Britain’s competition watchdog said on Wednesday it had provisionally cleared the 31.4 billion pound ($43.3 billion) merger between broadband company Virgin Media and Telefonica’s UK mobile network O2.
The Competition and Markets Authority (CMA), addressing one of its primary concerns, said that its investigation had concluded the deal was unlikely to result in a substantial reduction of competition in the supply of wholesale mobile services.
“A thorough analysis of the evidence gathered… has shown that the deal is unlikely to lead to higher prices or a reduced quality of mobile services – meaning customers should continue to benefit from strong competition,” said Martin Coleman, CMA Panel Inquiry Chair.

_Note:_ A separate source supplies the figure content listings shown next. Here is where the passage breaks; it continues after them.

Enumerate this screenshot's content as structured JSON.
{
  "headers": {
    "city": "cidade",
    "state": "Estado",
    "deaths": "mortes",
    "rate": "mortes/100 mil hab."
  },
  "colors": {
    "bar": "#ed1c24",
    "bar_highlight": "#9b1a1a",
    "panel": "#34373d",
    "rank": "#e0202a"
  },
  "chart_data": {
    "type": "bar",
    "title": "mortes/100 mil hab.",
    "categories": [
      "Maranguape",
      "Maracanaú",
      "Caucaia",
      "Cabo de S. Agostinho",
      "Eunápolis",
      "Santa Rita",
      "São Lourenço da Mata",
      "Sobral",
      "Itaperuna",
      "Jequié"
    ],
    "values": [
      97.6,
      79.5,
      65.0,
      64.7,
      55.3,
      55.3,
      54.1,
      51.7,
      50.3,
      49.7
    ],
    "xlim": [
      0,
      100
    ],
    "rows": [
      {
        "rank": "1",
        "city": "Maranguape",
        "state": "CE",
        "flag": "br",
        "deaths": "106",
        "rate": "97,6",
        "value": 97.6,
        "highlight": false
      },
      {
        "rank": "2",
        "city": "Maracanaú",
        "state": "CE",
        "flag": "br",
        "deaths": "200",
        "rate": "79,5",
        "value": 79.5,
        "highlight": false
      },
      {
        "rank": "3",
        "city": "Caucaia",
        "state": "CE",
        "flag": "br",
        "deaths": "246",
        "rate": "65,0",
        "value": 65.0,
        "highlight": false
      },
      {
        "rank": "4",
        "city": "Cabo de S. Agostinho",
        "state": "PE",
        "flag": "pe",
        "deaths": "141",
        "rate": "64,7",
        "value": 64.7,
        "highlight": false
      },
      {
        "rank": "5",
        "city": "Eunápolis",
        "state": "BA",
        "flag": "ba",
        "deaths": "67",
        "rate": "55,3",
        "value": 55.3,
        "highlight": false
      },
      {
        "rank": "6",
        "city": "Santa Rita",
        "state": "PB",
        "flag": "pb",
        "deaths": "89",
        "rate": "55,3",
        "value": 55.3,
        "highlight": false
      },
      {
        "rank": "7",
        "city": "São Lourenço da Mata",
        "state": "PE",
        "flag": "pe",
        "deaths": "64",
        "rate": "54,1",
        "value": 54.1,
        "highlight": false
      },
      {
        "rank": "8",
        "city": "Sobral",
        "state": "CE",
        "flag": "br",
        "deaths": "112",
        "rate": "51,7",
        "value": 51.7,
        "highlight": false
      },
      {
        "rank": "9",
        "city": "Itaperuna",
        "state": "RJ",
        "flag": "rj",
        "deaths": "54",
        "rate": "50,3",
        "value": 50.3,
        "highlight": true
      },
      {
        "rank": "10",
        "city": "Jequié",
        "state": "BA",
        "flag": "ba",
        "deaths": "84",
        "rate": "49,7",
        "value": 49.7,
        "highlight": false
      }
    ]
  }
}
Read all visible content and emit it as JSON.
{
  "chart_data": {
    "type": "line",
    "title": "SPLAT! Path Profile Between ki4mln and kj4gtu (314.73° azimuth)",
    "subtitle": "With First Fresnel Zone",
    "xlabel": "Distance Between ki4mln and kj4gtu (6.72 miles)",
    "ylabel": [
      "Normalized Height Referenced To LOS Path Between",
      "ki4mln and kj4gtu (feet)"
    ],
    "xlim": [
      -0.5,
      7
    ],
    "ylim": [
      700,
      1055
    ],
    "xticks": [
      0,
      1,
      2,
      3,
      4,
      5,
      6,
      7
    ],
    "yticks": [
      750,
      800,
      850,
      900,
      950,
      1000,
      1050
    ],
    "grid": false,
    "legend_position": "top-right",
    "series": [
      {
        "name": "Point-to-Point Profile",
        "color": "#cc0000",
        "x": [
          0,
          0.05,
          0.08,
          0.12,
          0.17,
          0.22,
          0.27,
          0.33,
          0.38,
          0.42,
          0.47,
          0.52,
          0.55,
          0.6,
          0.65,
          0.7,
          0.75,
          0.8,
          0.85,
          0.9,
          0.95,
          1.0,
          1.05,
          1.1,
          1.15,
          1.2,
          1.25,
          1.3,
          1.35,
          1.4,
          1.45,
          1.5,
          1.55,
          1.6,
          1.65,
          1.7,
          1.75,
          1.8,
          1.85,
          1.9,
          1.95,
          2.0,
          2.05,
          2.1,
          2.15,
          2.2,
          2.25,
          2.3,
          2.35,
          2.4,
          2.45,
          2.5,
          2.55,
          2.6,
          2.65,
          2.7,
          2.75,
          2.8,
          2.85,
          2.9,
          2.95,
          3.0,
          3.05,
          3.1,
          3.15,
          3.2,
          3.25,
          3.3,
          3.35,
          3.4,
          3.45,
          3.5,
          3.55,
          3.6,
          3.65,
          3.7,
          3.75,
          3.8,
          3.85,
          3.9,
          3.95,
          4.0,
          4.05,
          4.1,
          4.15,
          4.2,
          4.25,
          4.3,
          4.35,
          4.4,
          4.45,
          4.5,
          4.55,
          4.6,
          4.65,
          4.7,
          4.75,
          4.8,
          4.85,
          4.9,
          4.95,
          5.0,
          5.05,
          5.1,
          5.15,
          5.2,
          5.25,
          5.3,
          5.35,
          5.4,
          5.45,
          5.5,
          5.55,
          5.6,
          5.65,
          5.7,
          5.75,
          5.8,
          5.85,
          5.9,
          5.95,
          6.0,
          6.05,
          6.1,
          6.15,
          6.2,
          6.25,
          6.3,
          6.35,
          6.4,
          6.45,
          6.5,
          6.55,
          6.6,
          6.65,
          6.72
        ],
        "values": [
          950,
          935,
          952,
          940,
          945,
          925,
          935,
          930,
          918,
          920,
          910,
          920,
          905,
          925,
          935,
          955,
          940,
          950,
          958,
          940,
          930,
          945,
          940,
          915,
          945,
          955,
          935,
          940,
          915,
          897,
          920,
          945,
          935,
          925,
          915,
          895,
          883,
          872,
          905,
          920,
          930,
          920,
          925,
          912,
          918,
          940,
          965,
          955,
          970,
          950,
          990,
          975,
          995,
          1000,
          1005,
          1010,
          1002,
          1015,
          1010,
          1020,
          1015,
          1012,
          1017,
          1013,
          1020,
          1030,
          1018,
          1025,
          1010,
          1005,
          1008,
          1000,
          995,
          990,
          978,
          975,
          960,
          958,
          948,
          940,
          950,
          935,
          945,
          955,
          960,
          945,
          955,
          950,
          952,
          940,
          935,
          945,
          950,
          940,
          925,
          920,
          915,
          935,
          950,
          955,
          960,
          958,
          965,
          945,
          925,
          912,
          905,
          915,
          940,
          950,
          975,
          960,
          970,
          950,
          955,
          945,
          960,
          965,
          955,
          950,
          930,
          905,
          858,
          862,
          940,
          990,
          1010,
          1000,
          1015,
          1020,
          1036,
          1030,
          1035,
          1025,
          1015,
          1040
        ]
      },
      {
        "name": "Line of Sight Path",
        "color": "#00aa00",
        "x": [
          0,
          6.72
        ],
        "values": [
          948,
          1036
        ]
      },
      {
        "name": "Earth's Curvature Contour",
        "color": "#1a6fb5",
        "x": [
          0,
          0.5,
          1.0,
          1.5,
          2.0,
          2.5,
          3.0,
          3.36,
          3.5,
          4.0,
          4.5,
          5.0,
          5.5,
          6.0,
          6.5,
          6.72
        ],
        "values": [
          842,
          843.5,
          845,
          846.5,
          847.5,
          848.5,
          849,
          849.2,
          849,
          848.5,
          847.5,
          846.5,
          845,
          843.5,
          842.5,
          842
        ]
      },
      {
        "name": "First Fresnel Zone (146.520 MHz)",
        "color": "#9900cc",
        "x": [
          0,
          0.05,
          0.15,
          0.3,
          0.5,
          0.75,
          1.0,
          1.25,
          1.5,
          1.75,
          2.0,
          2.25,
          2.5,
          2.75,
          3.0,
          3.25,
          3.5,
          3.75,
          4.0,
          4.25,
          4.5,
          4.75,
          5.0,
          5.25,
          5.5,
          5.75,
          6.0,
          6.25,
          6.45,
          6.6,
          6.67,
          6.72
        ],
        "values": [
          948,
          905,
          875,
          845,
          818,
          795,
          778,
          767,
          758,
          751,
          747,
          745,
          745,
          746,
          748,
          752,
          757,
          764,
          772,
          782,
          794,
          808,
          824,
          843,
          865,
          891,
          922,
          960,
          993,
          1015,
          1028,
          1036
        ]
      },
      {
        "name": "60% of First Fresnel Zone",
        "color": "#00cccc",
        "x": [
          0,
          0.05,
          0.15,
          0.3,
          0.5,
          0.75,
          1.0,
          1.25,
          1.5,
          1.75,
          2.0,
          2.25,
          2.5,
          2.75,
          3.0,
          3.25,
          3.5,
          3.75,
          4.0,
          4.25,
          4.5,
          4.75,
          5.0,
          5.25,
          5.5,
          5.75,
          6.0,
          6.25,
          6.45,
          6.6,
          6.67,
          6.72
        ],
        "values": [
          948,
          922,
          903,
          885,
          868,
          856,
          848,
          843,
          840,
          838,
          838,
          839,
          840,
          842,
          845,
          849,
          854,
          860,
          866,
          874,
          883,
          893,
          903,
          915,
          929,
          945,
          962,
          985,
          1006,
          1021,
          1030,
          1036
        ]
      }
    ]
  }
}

The regulator said it believed there was sufficient competition within the market to prevent either player raising wholesale broadband or mobile prices to the detriment of rivals who use its infrastructure.
The decision was welcomed by Virgin Media owner Liberty Global Plc and Spain-based Telefonica, which took note of the CMA’s provisional conclusions.
“We continue to work constructively with the CMA to achieve a positive outcome and continue to expect closing around the middle of this year,” a spokesman for Telefonica told Reuters on Wednesday.
The two telecommunications groups agreed last May to merge their British businesses to create a broadband and mobile powerhouse in a challenge to market leader BT Group.
The two sides said earlier this month that Virgin Media boss Lutz Schuler would become chief executive of the new company and O2 chief financial officer Patricia Cobian would take on the same role within the merged entity.